The four countries discussed the Rohingya situation on the sidelines of the two-day Third Bali Regional Ministerial Conference on People Smuggling, Human Trafficking and Related Transnational Crimes, held in Bali from April 14-15, but failed to reach an agreement, said Lewa.
The main stumbling block was the refusal of Burmese police chief Brig-Gen Khin Yi, who attended the Bali meeting as a representative of the country’s military government, to recognize the Rohingya as Burmese citizens. He also denied that they were persecuted by the junta.
“The response from the police chief was … the traditional response of Myanmar [Burma] not to accept the notion of citizenship,” Australian Foreign Minister Stephen Smith was quoted as saying in a report by The Sydney Morning Herald.
However, some observers at the meeting, which was attended by 41 Asia-Pacific country members, 19 observing countries and 13 international organizations, said that it was a positive sign that Burma had agreed to discuss the Rohingya issue at an international forum for the first time.
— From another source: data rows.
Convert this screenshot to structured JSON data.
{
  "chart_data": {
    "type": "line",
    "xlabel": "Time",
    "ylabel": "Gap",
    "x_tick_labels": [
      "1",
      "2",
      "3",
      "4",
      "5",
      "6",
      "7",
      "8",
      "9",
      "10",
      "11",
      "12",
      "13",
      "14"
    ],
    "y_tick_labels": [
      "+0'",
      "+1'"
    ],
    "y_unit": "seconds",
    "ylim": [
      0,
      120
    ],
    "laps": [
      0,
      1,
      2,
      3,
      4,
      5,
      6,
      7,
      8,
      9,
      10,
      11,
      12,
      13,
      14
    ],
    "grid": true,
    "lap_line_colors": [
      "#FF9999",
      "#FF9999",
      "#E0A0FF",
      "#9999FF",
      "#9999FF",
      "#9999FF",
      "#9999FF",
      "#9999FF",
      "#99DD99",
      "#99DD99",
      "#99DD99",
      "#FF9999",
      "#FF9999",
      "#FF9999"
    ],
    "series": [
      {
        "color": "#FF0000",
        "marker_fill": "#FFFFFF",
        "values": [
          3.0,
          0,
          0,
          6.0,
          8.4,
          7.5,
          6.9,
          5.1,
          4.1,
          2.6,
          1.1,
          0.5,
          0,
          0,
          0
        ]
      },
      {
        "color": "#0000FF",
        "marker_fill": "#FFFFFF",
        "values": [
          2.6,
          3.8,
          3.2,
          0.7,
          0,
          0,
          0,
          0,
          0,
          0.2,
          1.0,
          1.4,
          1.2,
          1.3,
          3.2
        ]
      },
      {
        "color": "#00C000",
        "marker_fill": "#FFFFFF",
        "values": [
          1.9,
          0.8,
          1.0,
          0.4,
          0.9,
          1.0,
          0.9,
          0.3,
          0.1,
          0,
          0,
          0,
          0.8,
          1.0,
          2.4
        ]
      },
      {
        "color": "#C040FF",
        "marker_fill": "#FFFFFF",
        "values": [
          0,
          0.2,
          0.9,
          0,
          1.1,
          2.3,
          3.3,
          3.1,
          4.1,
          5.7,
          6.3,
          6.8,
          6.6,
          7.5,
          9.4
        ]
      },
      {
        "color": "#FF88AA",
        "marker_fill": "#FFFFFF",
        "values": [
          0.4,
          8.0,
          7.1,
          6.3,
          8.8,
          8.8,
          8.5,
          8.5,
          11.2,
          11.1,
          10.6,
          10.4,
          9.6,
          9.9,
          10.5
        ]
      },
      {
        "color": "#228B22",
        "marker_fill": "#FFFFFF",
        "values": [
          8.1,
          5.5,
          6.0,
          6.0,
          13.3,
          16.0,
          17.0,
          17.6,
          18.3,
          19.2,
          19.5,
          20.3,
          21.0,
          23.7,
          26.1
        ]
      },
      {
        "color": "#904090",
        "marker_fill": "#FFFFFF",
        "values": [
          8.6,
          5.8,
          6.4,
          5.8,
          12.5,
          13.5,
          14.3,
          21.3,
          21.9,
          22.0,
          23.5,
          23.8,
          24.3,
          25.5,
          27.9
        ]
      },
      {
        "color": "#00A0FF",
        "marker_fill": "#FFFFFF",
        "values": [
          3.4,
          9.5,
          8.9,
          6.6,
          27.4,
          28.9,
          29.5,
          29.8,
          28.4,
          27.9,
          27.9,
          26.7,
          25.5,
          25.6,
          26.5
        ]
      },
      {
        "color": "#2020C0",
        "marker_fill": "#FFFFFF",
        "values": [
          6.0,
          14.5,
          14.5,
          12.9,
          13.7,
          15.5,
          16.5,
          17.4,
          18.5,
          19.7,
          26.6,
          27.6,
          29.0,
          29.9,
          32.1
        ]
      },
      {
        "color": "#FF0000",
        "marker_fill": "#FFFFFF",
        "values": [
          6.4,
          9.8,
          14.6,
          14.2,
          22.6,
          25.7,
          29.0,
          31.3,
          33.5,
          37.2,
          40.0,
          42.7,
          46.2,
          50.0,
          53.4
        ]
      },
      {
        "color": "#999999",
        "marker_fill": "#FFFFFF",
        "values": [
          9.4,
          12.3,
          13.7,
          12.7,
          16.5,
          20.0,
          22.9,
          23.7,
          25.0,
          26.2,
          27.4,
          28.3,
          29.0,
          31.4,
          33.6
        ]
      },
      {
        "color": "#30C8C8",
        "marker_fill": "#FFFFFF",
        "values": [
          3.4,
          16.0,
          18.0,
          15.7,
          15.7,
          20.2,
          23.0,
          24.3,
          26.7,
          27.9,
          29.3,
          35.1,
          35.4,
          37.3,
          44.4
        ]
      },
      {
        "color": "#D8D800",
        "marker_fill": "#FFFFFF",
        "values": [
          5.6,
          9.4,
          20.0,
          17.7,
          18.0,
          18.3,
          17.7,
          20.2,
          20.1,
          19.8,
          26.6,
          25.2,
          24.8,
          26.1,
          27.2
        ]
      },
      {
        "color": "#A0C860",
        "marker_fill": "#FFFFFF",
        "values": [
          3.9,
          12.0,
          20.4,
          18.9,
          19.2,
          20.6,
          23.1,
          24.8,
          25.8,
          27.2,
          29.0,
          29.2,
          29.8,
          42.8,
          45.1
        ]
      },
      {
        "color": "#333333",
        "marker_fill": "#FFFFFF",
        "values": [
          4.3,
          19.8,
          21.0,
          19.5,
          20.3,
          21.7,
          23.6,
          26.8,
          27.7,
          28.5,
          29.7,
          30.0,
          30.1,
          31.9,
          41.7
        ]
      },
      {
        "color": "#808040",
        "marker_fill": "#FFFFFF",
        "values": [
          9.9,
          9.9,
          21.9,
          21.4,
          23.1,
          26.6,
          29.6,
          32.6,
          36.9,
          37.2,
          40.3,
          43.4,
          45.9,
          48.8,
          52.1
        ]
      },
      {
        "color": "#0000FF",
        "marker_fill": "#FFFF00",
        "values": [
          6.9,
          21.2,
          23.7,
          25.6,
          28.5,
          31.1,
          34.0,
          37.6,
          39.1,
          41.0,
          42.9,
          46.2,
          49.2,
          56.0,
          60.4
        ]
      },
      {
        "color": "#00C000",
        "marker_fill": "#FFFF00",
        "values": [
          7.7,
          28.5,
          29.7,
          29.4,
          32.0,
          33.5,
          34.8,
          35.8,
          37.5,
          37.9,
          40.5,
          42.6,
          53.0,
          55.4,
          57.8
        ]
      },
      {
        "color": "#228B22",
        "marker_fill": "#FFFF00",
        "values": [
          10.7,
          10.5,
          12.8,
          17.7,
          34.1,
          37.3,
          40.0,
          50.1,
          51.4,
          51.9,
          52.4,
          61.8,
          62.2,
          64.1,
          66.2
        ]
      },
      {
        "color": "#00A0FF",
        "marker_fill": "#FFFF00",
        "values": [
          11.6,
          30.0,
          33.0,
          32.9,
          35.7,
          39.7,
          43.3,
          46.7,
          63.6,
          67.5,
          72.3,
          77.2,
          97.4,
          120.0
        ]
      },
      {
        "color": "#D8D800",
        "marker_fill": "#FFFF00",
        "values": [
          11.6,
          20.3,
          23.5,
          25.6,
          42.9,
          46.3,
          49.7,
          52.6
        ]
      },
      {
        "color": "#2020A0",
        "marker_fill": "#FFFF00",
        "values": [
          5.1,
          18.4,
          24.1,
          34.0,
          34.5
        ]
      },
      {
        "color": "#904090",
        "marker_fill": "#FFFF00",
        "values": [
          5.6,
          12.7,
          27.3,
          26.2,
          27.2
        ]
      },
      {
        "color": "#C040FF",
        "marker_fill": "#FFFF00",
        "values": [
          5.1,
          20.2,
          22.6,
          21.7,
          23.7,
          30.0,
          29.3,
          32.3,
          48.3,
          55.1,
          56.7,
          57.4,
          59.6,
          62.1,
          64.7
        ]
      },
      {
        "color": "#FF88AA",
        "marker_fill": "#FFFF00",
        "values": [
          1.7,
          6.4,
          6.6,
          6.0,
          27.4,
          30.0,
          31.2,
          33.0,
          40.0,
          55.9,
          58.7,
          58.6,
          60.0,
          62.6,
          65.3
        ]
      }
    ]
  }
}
Other countries have also agreed to do more to deal with the plight of the Rohingya, which attracted world attention earlier this year when the Thai Navy arrested more than 1,200 Rohingya boatpeople and allegedly towed them out to sea and set them adrift in engineless boats with little food or water.
“Thailand has confirmed that they will not push them back out to sea,” said Lewa.
Australia will also provide $3.2 million in additional funds for humanitarian assistance to Rohingyas living in western Burma’s Arakan State in order to improve their living circumstances and provide them with better economic opportunities.
Leaders of the Association of Southeast Asian Nations also agreed that the issue is a regional problem and should be resolved through the Bali Process, which is an international agreement on human trafficking.